If not and they are responsive, vacate the host and bounce it
I had my storage team yank some drives from one of my clusters w/o checking with me first recently and put together this little ditty from some good posts on the matter...a practice they will never do again after the outage they cased.
I'd give credit where its do on this one but I never tracked the original posts...as always thank you...
Best Practice: How to correctly remove a LUN from an ESX host
Yes, at first glance, you may be forgiven for thinking that this subject hardly warrants a blog post. But for those of you who have suffered the consequences of an All Paths Down (APD) condition, you'll know why this is so important.

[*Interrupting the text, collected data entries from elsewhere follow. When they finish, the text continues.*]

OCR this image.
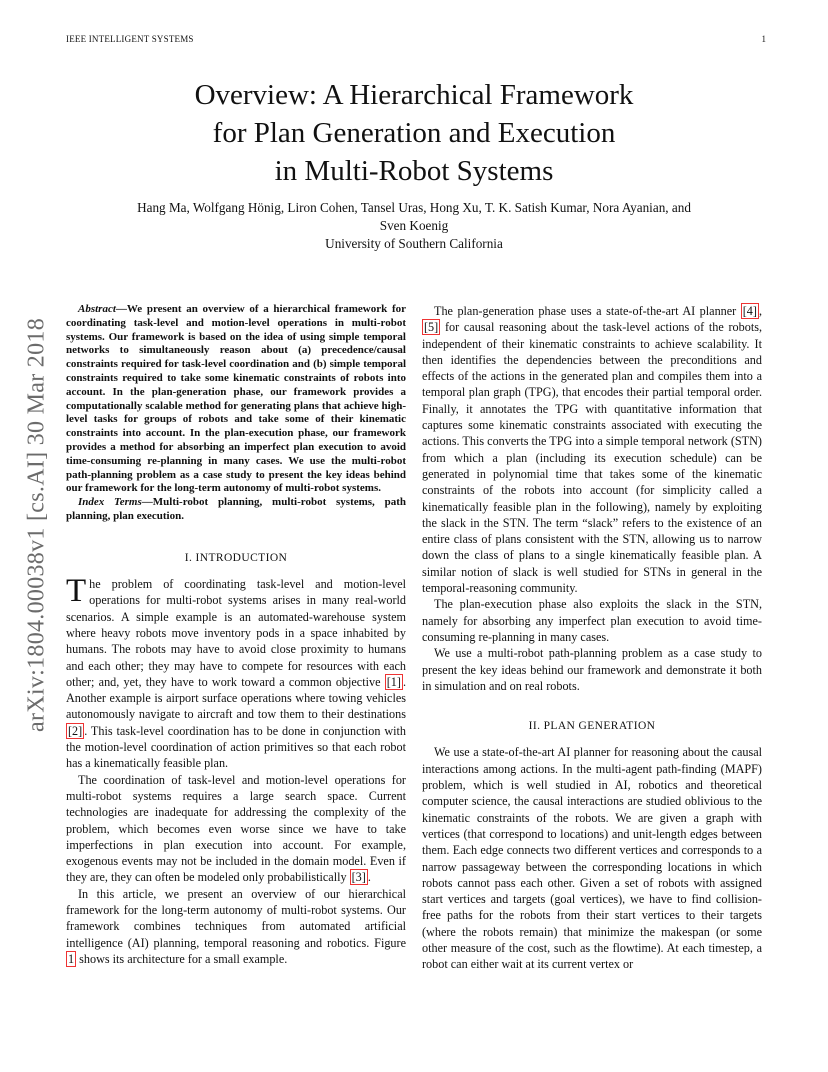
IEEE INTELLIGENT SYSTEMS	1
arXiv:1804.00038v1 [cs.AI] 30 Mar 2018
Overview: A Hierarchical Framework
for Plan Generation and Execution
in Multi-Robot Systems
Hang Ma, Wolfgang Hönig, Liron Cohen, Tansel Uras, Hong Xu, T. K. Satish Kumar, Nora Ayanian, and
Sven Koenig
University of Southern California

Abstract—We present an overview of a hierarchical framework for coordinating task-level and motion-level operations in multi-robot systems. Our framework is based on the idea of using simple temporal networks to simultaneously reason about (a) precedence/causal constraints required for task-level coordination and (b) simple temporal constraints required to take some kinematic constraints of robots into account. In the plan-generation phase, our framework provides a computationally scalable method for generating plans that achieve high-level tasks for groups of robots and take some of their kinematic constraints into account. In the plan-execution phase, our framework provides a method for absorbing an imperfect plan execution to avoid time-consuming re-planning in many cases. We use the multi-robot path-planning problem as a case study to present the key ideas behind our framework for the long-term autonomy of multi-robot systems.

Index Terms—Multi-robot planning, multi-robot systems, path planning, plan execution.

I. INTRODUCTION

The problem of coordinating task-level and motion-level operations for multi-robot systems arises in many real-world scenarios. A simple example is an automated-warehouse system where heavy robots move inventory pods in a space inhabited by humans. The robots may have to avoid close proximity to humans and each other; they may have to compete for resources with each other; and, yet, they have to work toward a common objective [1] . Another example is airport surface operations where towing vehicles autonomously navigate to aircraft and tow them to their destinations [2] . This task-level coordination has to be done in conjunction with the motion-level coordination of action primitives so that each robot has a kinematically feasible plan.

The coordination of task-level and motion-level operations for multi-robot systems requires a large search space. Current technologies are inadequate for addressing the complexity of the problem, which becomes even worse since we have to take imperfections in plan execution into account. For example, exogenous events may not be included in the domain model. Even if they are, they can often be modeled only probabilistically [3] .

In this article, we present an overview of our hierarchical framework for the long-term autonomy of multi-robot systems. Our framework combines techniques from automated artificial intelligence (AI) planning, temporal reasoning and robotics. Figure 1 shows its architecture for a small example.

The plan-generation phase uses a state-of-the-art AI planner [4] , [5] for causal reasoning about the task-level actions of the robots, independent of their kinematic constraints to achieve scalability. It then identifies the dependencies between the preconditions and effects of the actions in the generated plan and compiles them into a temporal plan graph (TPG), that encodes their partial temporal order. Finally, it annotates the TPG with quantitative information that captures some kinematic constraints associated with executing the actions. This converts the TPG into a simple temporal network (STN) from which a plan (including its execution schedule) can be generated in polynomial time that takes some of the kinematic constraints of the robots into account (for simplicity called a kinematically feasible plan in the following), namely by exploiting the slack in the STN. The term “slack” refers to the existence of an entire class of plans consistent with the STN, allowing us to narrow down the class of plans to a single kinematically feasible plan. A similar notion of slack is well studied for STNs in general in the temporal-reasoning community.

The plan-execution phase also exploits the slack in the STN, namely for absorbing any imperfect plan execution to avoid time-consuming re-planning in many cases.

We use a multi-robot path-planning problem as a case study to present the key ideas behind our framework and demonstrate it both in simulation and on real robots.

II. PLAN GENERATION

We use a state-of-the-art AI planner for reasoning about the causal interactions among actions. In the multi-agent path-finding (MAPF) problem, which is well studied in AI, robotics and theoretical computer science, the causal interactions are studied oblivious to the kinematic constraints of the robots. We are given a graph with vertices (that correspond to locations) and unit-length edges between them. Each edge connects two different vertices and corresponds to a narrow passageway between the corresponding locations in which robots cannot pass each other. Given a set of robots with assigned start vertices and targets (goal vertices), we have to find collision-free paths for the robots from their start vertices to their targets (where the robots remain) that minimize the makespan (or some other measure of the cost, such as the flowtime). At each timestep, a robot can either wait at its current vertex or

Let's recap on what APD actually is.
APD is when there are no longer any active paths to a storage device from the ESX, yet the ESX continues to try to access that device. When hostd tries to open a disk device, a number of commands such as read capacity and read requests to validate the partition table are sent. If the device is in APD, these commands will be retried until they time out. The problem is that hostd is responsible for a number of other tasks as well, not just opening devices. One task is ESX to vCenter communication, and if hostd is blocked waiting for a device to open, it may not respond in a timely enough fashion to these other tasks. One consequence is that you might observe your ESX hosts disconnecting from vCenter.
We have made a number of improvements to how we handle APD conditions over the last number of releases, but prevention is better than cure, so I wanted to use this post to highlight once again the best practices for removing a LUN from an ESX host and avoid APD:
Just a quick thought. Where do you see these datastores? Maybe they show up because one or more of the VMs have active snapshots, where something (e.g. the CD-ROM) used files from that datastore at the time the snapshot was created.
I'm pretty sure the VM's were removed from the inventory prior to yanking the plug on the storage, it was a bit of a communication break down between me and the storage guy (more my fault tbh). I'm just wondering what would be the consequences of right clicking the datastore and un-mounting as I usually would?
Is there a procedure for dealing with this sort of scenario? Its not ideal I know, I know the procedure very well and I have done it a thousand times. The trouble is downtime is difficult and so are vMotions due to silly individuals purchasing the wrong licences.